En aquel momento entró Gray. Es verdad que sólo le había visto dos o tres veces, doce años antes, pero conocía una fotografía suya con su novia (la cual Elliott conservaba sobre el piano, en un magnífico marco, junto a retratos dedicados por el rey de Suecia, la reina de España y el duque de Guisa), y me acordaba de él perfectamente. No esperaba verle como le hallé. Tenía grandes entradas en el pelo y una pequeña calva en la coronilla, el rostro abotagado y rojo, y una considerable papada. Había engordado notablemente durante los años de buena vida y de copioso beber, y únicamente su gran altura le salvaba de presentar un aspecto de indecente obesidad. Pero lo que más me llamó la atención fue su mirada. Recordaba perfectamente la confiada y abierta franqueza de sus ojos azules de irlandés, cuando el mundo se mostraba rendido ante él y no tenía ninguna preocupación; ahora me pareció advertir en ellos una especie de sorprendido desmayo, y aunque no hubiera conocido los hechos, no me hubiese sido difícil adivinar que algo le había ocurrido que había destrozado su confianza en sí mismo y en la ordenada sucesión de los hechos. Presentí en él una especie de embarazo, como si hubiera cometido una mala acción, aunque no a sabiendas, y estuviera avergonzado. Era evidente que su serenidad había sufrido un rudo golpe. Me saludó con amable cordialidad, y hasta pareció alegrarse de verme, como si de un antiguo amigo se tratara; pero no pude sustraerme a la impresión de que su ruidosa bienvenida era más bien debida a la costumbre y que no correspondía a sus internos pensamientos.

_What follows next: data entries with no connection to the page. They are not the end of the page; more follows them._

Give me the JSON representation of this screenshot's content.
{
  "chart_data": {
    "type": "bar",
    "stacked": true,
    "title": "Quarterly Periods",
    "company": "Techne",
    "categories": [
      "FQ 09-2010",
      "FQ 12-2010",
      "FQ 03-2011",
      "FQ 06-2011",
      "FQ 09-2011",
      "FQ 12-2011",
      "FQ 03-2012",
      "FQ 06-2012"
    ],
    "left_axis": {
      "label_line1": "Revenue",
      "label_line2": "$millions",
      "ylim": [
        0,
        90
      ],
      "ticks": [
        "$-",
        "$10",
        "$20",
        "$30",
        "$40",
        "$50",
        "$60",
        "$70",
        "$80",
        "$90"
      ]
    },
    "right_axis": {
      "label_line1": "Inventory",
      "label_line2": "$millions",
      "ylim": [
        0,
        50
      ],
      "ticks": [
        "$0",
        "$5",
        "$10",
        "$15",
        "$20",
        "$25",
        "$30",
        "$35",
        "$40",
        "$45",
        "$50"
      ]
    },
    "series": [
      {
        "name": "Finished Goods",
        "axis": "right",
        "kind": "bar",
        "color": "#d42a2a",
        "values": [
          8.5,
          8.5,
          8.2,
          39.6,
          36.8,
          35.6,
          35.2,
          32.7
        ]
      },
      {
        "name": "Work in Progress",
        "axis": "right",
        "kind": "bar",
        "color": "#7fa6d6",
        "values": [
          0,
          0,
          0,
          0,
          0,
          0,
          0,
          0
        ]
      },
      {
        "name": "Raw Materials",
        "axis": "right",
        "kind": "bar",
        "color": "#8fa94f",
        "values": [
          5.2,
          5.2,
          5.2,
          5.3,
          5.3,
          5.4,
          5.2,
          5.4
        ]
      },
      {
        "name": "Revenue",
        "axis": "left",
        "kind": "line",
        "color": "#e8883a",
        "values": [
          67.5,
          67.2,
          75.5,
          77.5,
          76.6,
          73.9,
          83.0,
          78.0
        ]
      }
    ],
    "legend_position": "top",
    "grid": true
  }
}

Trajeron botellas, y Gray preparó un cóctel. Acababa de jugar varias partidas de golf y se mostraba satisfecho de haberlo hecho bien. Se permitió entrar en minuciosos y excesivos detalles acerca de las dificultades que había vencido en uno de los agujeros, e Isabel estuvo escuchándole con muestras de verdadero interés. Pasados unos minutos, y luego de haber quedado con ellos en que fueran un día determinado a cenar y a un teatro conmigo, me despedí.